The state, in fact, has a special law against child sexual abuse, the Goa Children Act 2003. The fines and jail terms under it are severe - Rs.100,000 with imprisonment for one to three years for sexual assault and incest, and Rs.200,000 with seven to 10 years' jail in the case of a grave sexual assault.
 
In other parts of the country, "the accused is booked under rape charges for molesting a girl child while in the case of a male child, the accused is booked for sodomy," said a senior police official.      
 
Child sex tourists are typically male and come from all income brackets. While some tourists are paedophiles who seek out children for sexual relationships, many are situational abusers who do not consistently seek out children as sexual partners.
 
According to a study conducted by ECPAT, more than one million children worldwide are drawn into the sex trade each year. "Male boys are more victimised  or sought after in the industry," Madrinan said.  
 
"Global work against child sex tourism has revealed that individuals and groups with a sexual interest in children have learned to use the infrastructure of tourism and the backdrop of socio-economic exclusion that at times surrounds tourist centres to abuse children for sex."
 
She said the most significant societal factor that pushes children into prostitution is poverty.
 
"Children in these families become easy targets for procurement agents in search of young children.

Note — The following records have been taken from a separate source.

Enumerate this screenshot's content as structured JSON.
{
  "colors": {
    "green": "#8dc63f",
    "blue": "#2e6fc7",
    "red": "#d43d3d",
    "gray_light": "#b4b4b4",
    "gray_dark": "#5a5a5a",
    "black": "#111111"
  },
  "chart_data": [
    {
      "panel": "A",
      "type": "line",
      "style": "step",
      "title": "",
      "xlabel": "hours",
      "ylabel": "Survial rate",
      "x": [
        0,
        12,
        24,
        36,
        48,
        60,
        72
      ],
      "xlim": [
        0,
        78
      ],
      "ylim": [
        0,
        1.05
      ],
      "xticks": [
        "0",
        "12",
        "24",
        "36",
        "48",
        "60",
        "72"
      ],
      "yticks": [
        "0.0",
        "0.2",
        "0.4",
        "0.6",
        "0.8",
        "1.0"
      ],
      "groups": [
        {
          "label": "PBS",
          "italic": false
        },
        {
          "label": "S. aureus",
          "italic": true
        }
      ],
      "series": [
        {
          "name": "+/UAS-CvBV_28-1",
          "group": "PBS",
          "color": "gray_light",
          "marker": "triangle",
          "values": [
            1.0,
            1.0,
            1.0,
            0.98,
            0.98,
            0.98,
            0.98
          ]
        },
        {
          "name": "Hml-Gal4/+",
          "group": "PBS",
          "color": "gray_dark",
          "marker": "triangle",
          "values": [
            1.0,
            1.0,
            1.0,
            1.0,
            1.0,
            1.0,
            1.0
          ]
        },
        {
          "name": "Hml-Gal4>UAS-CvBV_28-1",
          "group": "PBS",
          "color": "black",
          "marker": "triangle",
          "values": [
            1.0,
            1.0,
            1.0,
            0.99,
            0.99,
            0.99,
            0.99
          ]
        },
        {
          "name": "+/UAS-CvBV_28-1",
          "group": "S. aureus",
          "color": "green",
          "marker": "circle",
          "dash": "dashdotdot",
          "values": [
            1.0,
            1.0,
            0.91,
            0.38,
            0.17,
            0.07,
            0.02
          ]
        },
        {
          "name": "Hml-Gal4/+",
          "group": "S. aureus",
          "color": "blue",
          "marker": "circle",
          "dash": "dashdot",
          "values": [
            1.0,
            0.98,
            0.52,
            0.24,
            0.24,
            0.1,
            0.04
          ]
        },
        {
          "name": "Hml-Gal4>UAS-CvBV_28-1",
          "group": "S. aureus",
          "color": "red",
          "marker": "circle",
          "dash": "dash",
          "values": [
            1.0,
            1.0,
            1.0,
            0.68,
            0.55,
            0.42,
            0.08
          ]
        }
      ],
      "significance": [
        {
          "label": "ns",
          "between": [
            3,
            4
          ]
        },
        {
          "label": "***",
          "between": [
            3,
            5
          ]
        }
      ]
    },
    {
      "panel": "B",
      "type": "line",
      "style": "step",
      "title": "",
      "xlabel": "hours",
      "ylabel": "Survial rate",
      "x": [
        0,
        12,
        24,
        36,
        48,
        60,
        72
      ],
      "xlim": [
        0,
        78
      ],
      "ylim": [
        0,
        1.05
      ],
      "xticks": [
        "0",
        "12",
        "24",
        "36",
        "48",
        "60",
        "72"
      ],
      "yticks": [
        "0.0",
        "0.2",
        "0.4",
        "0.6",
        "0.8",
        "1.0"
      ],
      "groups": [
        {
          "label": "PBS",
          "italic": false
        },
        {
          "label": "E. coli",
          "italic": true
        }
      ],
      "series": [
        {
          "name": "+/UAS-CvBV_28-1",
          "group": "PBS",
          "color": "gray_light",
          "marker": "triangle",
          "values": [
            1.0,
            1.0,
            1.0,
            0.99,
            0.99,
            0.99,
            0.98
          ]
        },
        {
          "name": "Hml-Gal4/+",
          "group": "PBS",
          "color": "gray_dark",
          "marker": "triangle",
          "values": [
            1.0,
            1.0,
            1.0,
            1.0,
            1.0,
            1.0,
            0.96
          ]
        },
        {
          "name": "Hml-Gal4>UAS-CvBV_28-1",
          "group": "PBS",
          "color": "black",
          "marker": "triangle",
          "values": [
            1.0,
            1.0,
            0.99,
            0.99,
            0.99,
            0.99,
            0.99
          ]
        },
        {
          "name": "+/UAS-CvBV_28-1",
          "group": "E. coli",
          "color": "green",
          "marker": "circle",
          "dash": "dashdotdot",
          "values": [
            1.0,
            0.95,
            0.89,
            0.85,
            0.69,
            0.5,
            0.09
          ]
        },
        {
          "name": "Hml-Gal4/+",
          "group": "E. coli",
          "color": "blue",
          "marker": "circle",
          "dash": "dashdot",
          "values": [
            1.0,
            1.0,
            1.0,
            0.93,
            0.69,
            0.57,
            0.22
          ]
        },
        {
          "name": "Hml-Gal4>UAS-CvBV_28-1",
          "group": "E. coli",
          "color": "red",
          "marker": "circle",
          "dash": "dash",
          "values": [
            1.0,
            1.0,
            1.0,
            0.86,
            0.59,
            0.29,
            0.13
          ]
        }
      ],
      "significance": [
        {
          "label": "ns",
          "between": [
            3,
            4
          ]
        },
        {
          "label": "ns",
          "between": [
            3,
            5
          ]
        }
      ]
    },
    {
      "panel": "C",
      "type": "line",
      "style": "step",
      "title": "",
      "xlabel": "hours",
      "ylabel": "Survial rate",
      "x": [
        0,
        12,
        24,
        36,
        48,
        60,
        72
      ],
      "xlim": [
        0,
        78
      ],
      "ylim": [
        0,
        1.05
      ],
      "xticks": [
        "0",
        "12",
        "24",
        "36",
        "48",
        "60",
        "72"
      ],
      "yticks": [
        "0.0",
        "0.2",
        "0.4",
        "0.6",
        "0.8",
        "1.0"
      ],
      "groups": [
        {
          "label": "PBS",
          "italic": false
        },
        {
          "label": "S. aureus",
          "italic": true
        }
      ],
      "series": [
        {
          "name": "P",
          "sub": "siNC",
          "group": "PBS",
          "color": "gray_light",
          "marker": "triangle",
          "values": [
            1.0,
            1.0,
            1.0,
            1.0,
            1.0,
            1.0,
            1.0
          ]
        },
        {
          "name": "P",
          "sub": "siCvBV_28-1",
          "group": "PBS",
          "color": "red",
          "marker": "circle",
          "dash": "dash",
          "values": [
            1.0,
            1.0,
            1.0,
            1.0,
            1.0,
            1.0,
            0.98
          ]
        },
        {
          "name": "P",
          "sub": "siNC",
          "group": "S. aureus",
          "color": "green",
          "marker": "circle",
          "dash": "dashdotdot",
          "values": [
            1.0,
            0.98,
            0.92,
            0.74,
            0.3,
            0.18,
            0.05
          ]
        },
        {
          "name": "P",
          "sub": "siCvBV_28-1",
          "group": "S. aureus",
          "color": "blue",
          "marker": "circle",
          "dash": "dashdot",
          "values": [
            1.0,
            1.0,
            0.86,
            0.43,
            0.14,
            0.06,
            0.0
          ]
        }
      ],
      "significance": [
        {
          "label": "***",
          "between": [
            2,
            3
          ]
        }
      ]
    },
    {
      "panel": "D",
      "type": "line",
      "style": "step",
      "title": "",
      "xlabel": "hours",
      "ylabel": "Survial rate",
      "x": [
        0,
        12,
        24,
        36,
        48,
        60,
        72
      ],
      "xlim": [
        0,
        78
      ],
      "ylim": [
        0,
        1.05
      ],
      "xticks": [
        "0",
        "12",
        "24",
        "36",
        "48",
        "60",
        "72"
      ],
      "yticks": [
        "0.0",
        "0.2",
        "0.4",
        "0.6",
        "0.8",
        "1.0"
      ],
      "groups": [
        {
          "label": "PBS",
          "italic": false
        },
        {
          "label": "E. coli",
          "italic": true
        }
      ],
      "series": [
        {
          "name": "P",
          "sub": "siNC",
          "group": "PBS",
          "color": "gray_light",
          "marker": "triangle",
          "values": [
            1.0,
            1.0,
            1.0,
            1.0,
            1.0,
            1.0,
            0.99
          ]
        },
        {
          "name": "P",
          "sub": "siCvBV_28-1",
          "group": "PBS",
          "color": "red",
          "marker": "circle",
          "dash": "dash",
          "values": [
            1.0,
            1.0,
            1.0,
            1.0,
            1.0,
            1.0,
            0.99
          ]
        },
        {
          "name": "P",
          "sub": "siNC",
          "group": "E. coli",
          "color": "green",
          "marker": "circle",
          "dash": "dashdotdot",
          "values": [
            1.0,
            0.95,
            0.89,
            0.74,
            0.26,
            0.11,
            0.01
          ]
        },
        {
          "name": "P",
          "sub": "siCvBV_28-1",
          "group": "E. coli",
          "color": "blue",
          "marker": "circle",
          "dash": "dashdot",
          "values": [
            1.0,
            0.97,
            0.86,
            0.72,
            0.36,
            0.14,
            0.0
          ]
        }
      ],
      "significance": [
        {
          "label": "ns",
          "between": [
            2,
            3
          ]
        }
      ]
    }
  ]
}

They are lured away from broken homes by 'recruiters' who promise them jobs in a city and then force the children into prostitution.
 
Some poor families themselves send their children for prostitution or sell them into the sex trade to obtain desperately needed money," Madrinan added.
 
Renuka Choudhary, minister for women and child development, told,"Sex tourism exists in almost every country and we are aware of the problem here. Paedophiles would not be spared at any cost.       
 
"I have complained about sex tourism to the home ministry and they have assured me of taking appropriate action on it," Choudhary added.